REPUBLIKA.CO.ID, JAKARTA -- Anggota Badan Regulasi Telekomunikasi Indonesia (BRTI), Nonot Harsono menegaskan salah pikir dan salah tafsir atas makna menggunakan frekuensi antara Kejaksaan Agung dengan PT Indosat Mega Media (IM2) harus diluruskan.
Bila tidak, carut-marut tata kelola negara di sektor telekomunikasi ini akan mengancam masa depan industri telekomunikasi, yang telah berkontribusi besar penopang kegiatan ekonomi negara.
“Pihak Kejaksaan mesti mendengarkan penjelasan banyak kalangan, baik dari Menkominfo, BRTI, Mastel, ATSI, APJII, dan para ahli telekomunikasi, yang telah menjelaskan tidak ada yang illegal dari apa yang telah dilakukan oleh PT Indosat Tbk. dan PT IM2," ujar Nonot di Jakarta.
Nonot menyebut bila Kejagung keukeuh pada pendiriannya, industri telekomunikasi terancam kolaps. "Aneh, penjelasan dari Menkominfo sebagai majelis fatwa atas diundangkannya UU Telekomunikasi dan aturan pelaksanaannya diabaikan oleh pihak kejaksaan. Lalu rujukan apa sebenarnya yang digunakan oleh pihak Kejaksaan?,” ujar Nonot.
Ia menjelaskan penggunaan frekuensi diibaratkan sama dengan pembangunan jalan tol yang dilakukan suatu pengelola. “Pengelola jalan tol inilah yang berkewajiban membayar pajak jalan tol kepada negara, sementara pengguna jasa jalan tol seperti bus, truck box, mobil kurir, travel, dan semua pengguna mobil pribadi tidak perlu membayar pajak seperti yang dikenakan kepada pengelola jalan tol itu. Mereka cukup membayar biaya kepada petugas loket pintu tol,” kata Nonot menjelaskan.
Dalam konteks kasus kerjasama Indosat-IM2 ini, Nonot juga mengibaratkan PT Indosat seperti pembangun mall besar yang di dalamnya ada seribu stand. Sehingga wajib pajak PBB adalah cukup Indosat. (baca: Kasus IM2, BRTI: Kejaksaan tak Paham Telekomunikasi).

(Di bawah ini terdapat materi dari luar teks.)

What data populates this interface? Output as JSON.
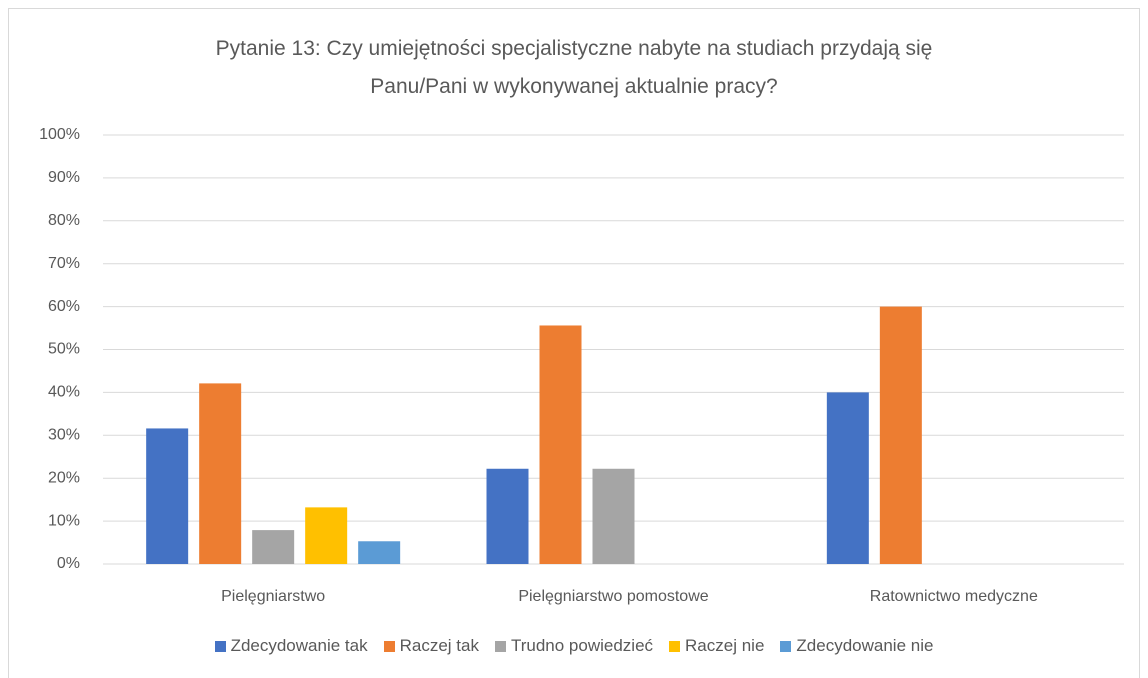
{
  "chart_data": {
    "type": "bar",
    "title": "Pytanie 13: Czy umiejętności specjalistyczne nabyte na studiach przydają się Panu/Pani w wykonywanej aktualnie pracy?",
    "categories": [
      "Pielęgniarstwo",
      "Pielęgniarstwo pomostowe",
      "Ratownictwo medyczne"
    ],
    "series": [
      {
        "name": "Zdecydowanie tak",
        "color": "#4472c4",
        "values": [
          31.6,
          22.2,
          40
        ]
      },
      {
        "name": "Raczej tak",
        "color": "#ed7d31",
        "values": [
          42.1,
          55.6,
          60
        ]
      },
      {
        "name": "Trudno powiedzieć",
        "color": "#a5a5a5",
        "values": [
          7.9,
          22.2,
          0
        ]
      },
      {
        "name": "Raczej nie",
        "color": "#ffc000",
        "values": [
          13.2,
          0,
          0
        ]
      },
      {
        "name": "Zdecydowanie nie",
        "color": "#5b9bd5",
        "values": [
          5.3,
          0,
          0
        ]
      }
    ],
    "ylim": [
      0,
      100
    ],
    "yticks": [
      {
        "value": 0,
        "label": "0%"
      },
      {
        "value": 10,
        "label": "10%"
      },
      {
        "value": 20,
        "label": "20%"
      },
      {
        "value": 30,
        "label": "30%"
      },
      {
        "value": 40,
        "label": "40%"
      },
      {
        "value": 50,
        "label": "50%"
      },
      {
        "value": 60,
        "label": "60%"
      },
      {
        "value": 70,
        "label": "70%"
      },
      {
        "value": 80,
        "label": "80%"
      },
      {
        "value": 90,
        "label": "90%"
      },
      {
        "value": 100,
        "label": "100%"
      }
    ],
    "grid": true,
    "legend": "bottom"
  }
}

“Nah, posisi IM2 itu hanya penyewa salah satu stand dari 1000 stand yang ada. IM2 cukup membayar biaya sewa satu stand kepada Indosat. Sebagai penyewa, IM2 tidak dikenakan untuk membayar Pajak Bumi dan Bangunan (PBB) seperti yang dikenakan kepada PT Indosat sebagai pembangun mall. Bagaimana mungkin penyewa satu stand ukuran 5x6 meter harus membayar PBB untuk mall yang luasnya lima hektar. Ibaratnya sama juga dengan wartel atau warnet yang menggunakan jaringan kabel atau fiber optik PT Telkom,” tutur pria berdarah Madura Jawa Timur ini.